E como não aprendemos nada do que a vida nos ensina, logo após o velho sinistro surge uma criança gorducha, sorrindo de alguma coisa que não se percebe, em vez da fralda necessária uma faixa igualmente necessária, anunciando o ano que entra -e tudo leva a crer que vai entrar bem mesmo.


Nunca vi no céu essa mudança de guarda, uma lenda que era comum na minha infância. Se visse, ficaria espantado, em tão pouco tempo a criança gorducha se transformar no velho imprestável que ruma para o nada com suas desditas e escombros.


Mesmo assim, todos os anos, que já são bastantes para ter aprendido alguma coisa, dou uma espiada no céu para ver se alguma coisa acontece. Aqui na Lagoa soltam fogos, que parecem os mesmos do ano anterior.

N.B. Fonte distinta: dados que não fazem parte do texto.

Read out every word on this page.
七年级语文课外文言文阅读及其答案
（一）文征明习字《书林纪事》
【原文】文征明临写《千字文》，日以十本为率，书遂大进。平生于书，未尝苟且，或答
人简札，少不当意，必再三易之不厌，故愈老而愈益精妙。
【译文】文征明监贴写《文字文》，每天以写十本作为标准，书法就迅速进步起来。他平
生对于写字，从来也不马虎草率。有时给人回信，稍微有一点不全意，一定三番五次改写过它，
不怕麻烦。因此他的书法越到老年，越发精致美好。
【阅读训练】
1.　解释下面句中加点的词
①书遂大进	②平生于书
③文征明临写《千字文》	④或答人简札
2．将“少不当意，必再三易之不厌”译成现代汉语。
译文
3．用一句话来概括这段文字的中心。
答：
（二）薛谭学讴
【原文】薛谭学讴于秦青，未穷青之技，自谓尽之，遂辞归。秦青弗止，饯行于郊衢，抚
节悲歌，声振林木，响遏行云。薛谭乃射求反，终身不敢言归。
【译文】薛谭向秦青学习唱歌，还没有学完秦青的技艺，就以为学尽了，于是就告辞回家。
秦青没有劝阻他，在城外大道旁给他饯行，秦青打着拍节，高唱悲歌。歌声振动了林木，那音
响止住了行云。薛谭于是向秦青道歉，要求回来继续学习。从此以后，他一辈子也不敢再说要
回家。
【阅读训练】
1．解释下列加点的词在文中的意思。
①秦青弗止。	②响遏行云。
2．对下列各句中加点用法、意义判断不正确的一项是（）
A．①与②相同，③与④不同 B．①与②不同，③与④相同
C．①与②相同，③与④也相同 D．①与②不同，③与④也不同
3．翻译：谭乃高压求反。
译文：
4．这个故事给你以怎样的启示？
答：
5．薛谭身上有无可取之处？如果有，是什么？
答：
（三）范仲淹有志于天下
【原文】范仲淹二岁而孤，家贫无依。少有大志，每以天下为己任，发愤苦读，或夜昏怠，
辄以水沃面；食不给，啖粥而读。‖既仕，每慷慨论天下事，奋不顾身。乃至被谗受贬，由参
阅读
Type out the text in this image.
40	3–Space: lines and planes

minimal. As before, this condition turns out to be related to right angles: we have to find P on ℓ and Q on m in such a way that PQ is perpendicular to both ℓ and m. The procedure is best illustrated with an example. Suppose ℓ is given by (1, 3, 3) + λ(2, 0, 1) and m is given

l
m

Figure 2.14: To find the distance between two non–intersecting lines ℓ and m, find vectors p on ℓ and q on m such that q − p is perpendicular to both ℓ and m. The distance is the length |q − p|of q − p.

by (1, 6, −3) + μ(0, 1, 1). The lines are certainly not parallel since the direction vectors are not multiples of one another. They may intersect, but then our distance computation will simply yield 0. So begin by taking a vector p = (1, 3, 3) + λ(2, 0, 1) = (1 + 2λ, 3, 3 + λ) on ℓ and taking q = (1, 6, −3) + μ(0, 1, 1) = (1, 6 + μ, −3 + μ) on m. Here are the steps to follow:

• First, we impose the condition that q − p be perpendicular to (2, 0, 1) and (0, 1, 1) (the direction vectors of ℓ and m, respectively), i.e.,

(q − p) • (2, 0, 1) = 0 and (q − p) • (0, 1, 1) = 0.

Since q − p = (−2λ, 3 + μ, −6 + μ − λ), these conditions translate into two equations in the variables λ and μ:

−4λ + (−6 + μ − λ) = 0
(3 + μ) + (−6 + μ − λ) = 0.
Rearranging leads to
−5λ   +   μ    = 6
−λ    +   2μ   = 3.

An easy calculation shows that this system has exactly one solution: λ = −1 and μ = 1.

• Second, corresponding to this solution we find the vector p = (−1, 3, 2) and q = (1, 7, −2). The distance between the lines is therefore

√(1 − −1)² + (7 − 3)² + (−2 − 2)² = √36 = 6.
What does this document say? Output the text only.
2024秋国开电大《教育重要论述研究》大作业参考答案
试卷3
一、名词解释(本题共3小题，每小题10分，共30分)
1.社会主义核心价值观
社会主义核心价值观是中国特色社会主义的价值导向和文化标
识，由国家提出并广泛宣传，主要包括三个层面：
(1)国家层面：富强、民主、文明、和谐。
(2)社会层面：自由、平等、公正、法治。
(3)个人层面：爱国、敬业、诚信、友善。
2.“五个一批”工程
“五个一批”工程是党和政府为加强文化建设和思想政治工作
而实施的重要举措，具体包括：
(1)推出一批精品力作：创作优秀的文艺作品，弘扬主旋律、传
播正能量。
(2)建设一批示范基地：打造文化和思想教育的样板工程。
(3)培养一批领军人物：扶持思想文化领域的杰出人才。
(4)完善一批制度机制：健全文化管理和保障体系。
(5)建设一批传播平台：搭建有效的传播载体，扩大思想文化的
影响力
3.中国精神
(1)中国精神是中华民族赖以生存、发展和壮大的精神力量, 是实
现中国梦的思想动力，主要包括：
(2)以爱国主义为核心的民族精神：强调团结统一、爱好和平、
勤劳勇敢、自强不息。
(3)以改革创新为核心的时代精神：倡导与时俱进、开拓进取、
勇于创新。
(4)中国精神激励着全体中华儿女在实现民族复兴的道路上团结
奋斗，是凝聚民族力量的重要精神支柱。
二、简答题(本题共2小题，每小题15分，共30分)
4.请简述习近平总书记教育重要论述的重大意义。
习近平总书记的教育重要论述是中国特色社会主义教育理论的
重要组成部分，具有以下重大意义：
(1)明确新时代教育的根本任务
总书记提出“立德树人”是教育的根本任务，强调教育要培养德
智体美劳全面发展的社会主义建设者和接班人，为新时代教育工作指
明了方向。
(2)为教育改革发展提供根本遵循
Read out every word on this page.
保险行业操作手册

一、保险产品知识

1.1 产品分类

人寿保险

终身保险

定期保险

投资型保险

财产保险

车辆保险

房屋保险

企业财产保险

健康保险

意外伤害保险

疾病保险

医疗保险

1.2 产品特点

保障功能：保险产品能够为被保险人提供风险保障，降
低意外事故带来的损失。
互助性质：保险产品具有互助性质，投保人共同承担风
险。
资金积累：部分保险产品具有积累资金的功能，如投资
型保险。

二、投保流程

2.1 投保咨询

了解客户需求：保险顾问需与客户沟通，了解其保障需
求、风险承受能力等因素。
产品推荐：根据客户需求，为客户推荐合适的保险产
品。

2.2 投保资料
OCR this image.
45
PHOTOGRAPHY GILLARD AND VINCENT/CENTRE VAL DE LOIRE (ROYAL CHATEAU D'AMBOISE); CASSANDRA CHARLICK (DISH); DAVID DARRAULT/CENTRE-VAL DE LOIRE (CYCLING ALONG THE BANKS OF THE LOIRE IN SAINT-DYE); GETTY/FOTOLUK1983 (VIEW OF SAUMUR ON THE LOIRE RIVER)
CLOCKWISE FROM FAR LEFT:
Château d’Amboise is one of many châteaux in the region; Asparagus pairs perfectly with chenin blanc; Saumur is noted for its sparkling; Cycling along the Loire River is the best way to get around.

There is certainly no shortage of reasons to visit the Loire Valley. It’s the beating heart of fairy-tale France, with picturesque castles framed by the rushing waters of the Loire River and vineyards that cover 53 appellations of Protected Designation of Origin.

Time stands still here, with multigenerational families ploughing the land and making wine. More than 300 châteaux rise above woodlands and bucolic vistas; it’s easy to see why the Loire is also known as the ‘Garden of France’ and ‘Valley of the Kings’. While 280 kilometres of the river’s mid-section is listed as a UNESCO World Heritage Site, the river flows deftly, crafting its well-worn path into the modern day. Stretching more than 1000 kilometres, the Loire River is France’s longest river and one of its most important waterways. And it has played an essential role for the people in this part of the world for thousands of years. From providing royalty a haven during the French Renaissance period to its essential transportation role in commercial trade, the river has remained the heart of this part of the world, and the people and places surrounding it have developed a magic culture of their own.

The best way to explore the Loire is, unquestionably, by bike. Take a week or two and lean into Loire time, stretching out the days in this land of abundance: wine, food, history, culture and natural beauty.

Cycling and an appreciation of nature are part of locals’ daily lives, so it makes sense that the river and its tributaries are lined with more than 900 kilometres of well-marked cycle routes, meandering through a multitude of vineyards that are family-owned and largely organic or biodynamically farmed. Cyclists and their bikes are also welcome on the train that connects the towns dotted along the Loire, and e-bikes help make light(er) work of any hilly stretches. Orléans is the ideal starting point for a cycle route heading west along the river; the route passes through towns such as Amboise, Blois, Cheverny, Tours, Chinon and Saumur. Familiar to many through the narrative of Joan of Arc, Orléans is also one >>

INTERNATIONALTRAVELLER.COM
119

Até agora, pelo menos, não apareceu nenhuma onda gigantesca que castigue nossas iniqüidades. No tempo de Noé e de sua arca, precisou chover 40 dias e 40 noites para se obter um resultado quase igual. Hoje as coisas são instantâneas e com produto final parecido.


Este ano não deu tempo. Mas, alertado pela tragédia na Ásia, providenciarei uma pomba e esperarei aqui mesmo, na varanda da Lagoa. Se sobreviver, soltarei a pomba e esperarei que ela traga o ramo de oliveira anunciando que as águas baixaram. E é tempo de tentar uma aliança com Deus e com nós mesmos.